'Nothing.' She looked around. 'What do you think a person has to do to get a drink in this place?'
Up on stage the sailorgirl was walking round the chair. Now that she was on her feet I could see just how short her skirt was. I wondered if she realised she’d forgotten to put her knickers on. Sylvie followed my gaze.
'She’s a classically trained ballerina.'
'I suspected that.'
Sylvie raised her eyebrows then peeled her lips back into a dazzling smile as the prospect of more alcohol approached.
The waitress’s uniform was deep pink edging sweet pink, it hugged her form, dipping and swooping around a wolf-whistle of a body. I gave her my stage show grin and she smiled back, taking all those cliches about Botticelli angels, wrapping them up and tying a bow on them. Then she clocked Sylvie and her expression glazed to strictly business. The waitress kept her eyes lowered as she took our order, then returned to slide our drinks onto the table without a smile.
I put my hand on the waitress’s arm and said ‘Dankeschon’, looking her in the eyes, making my tone soft and soothing.
She hesitated, glancing at Sylvie as if trying to decide whether she was worth a murder sentence, then murmured, 'Bitteschon’, and turned her back on us.
I lifted my lager and peered at the girl on stage through its liquid lens.
'Do you think I should check this for arsenic?'
Sylvie shot a look of venom towards the departing waitress.
'Why?'
'You don’t seem too popular around here.'
'Don’t worry, things have a way of rebounding on bitches like her.'
'Bad karma.'
'Something like that.'
Up on stage the naughty nautical shifted her rear making the pleats on her skirt bounce. The singer straddled the chair and I shifted my eyes from the shadows beneath her pelmet-lengthed skirt towards her face while she belted out the last verse of her song.
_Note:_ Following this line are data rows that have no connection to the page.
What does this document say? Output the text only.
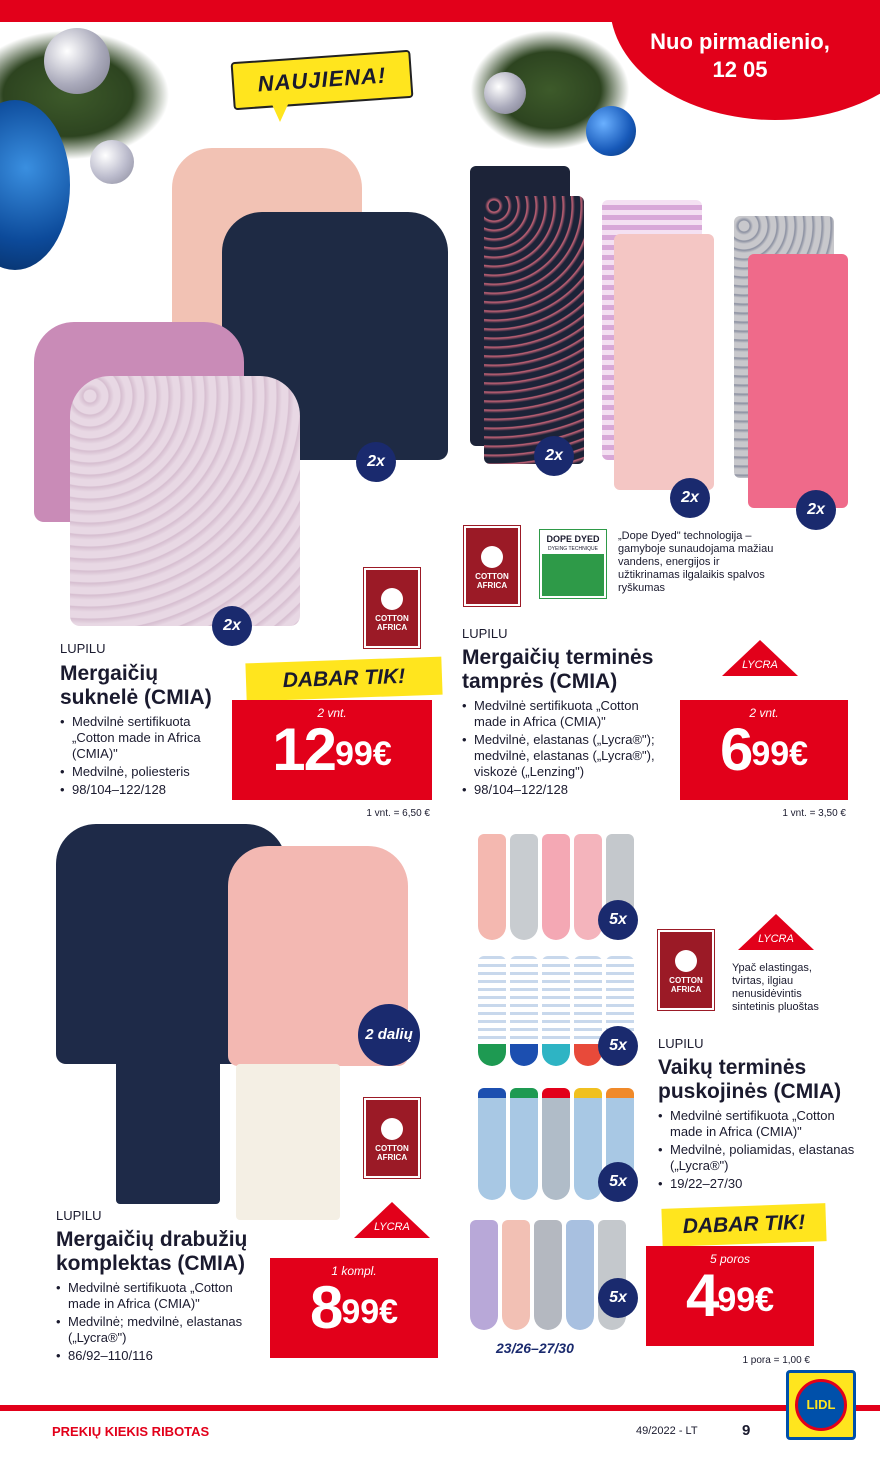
Nuo pirmadienio,
12 05
NAUJIENA!
2x
2x	COTTON
AFRICA
LUPILU
Mergaičių
suknelė (CMIA)
• Medvilnė sertifikuota „Cotton made in Africa (CMIA)"
• Medvilnė, poliesteris
• 98/104–122/128
DABAR TIK!
2 vnt.
$12^{99€}$
1 vnt. = 6,50 €
2x
2x
2x
COTTON
AFRICA
DOPE DYED
DYEING TECHNIQUE
„Dope Dyed" technologija – gamyboje sunaudojama mažiau vandens, energijos ir užtikrinamas ilgalaikis spalvos ryškumas
LYCRA
LUPILU
Mergaičių terminės
tamprės (CMIA)
• Medvilnė sertifikuota „Cotton made in Africa (CMIA)"
• Medvilnė, elastanas („Lycra®"); medvilnė, elastanas („Lycra®"), viskozė („Lenzing")
• 98/104–122/128
2 vnt.
$6^{99€}$
1 vnt. = 3,50 €
2 dalių
COTTON
AFRICA
LYCRA
LUPILU
Mergaičių drabužių
komplektas (CMIA)
• Medvilnė sertifikuota „Cotton made in Africa (CMIA)"
• Medvilnė; medvilnė, elastanas („Lycra®")
• 86/92–110/116
1 kompl.
$8^{99€}$
5x
5x
5x
5x
23/26–27/30
COTTON
AFRICA
LYCRA
Ypač elastingas, tvirtas, ilgiau nenusidėvintis sintetinis pluoštas
LUPILU
Vaikų terminės
puskojinės (CMIA)
• Medvilnė sertifikuota „Cotton made in Africa (CMIA)"
• Medvilnė, poliamidas, elastanas („Lycra®")
• 19/22–27/30
DABAR TIK!
5 poros
$4^{99€}$
1 pora = 1,00 €
PREKIŲ KIEKIS RIBOTAS	49/2022 - LT	9
LIDL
You can tell my papa, that’s all right,
'Cause he comes in here every night,
But don’t tell mama what you saw!
She tipped her sailor’s cap at the audience, smiled at the scattering of applause and left the stage, darting a quick look at our table.
Our waitress took her place; she’d changed into a stage costume and was smiling now, flanked by two equally jolly and equally busty girls. The trio were dressed identically in short shorts, low-slung halter-necks and cheekily angled bowler hats. They each dragged a chair on with them and started to go through a routine that must have been hell on the thighs. I had no illusions, Germans didn’t need to plunder their past for their own amusement, this was aimed at tourists hungry for a taste of Weimar decadence, but there was something about the way the flesh at the top of the girls’ legs trembled as they went through their steps that appealed to me.
The fascination seemed lost on Sylvie. She mooched a cigarette, and started talking loudly about the costumes she was designing for herself. Up on stage the trio were doing a syncopated wiggle while beside me Sylvie fought for my attention with descriptions of satin corsets and nipple tassels. Travel was certainly expanding my horizons. Sylvie’s voice rose a notch and I put my hand on hers. She smiled warmly at me, triumphant at wresting back my attention.
'What do you think?'
'I think you’ll get us thrown out.'
She shot me a hard look, then suddenly she was on her feet, waving towards the doorway, and that was when I saw Dix.
Dix was as stone calm as he’d been at our last meeting, but Sylvie’s high was edging on a fever. She described the evening, acting out both of our parts, not minding that Dix only nodded where she laughed, but then she was laughing enough for all three of us, her eyes darting between Dix and me, as if unsure of whether she could hold us both on her leash while there were so many other distractions around.
'You have to come tomorrow, Dix, it’s an ace trick, they loved it.'
'OK.' Dix looked beyond Sylvie at the girls on stage, following their legs, his face unimpressed, as if he’d seen the act before and didn’t find it much improved. He turned to me. 'So, William, did they want to see a magical trick or did they want to watch you cut her open?'
'Is that not a bit sick?'
Dix’s face wore a serious expression, but it was hard to see his eyes behind his specs.
'Perhaps, but that doesn’t mean it’s not true.'
Sylvie’s smile was eager; her teeth shone white against the nightclub gloom.
'They want to see you murder me, William.'
'Aye, the greatest show on Earth.'
Dix looked me straight in the eye, his voice mellow, and I thought that perhaps he meant what he said.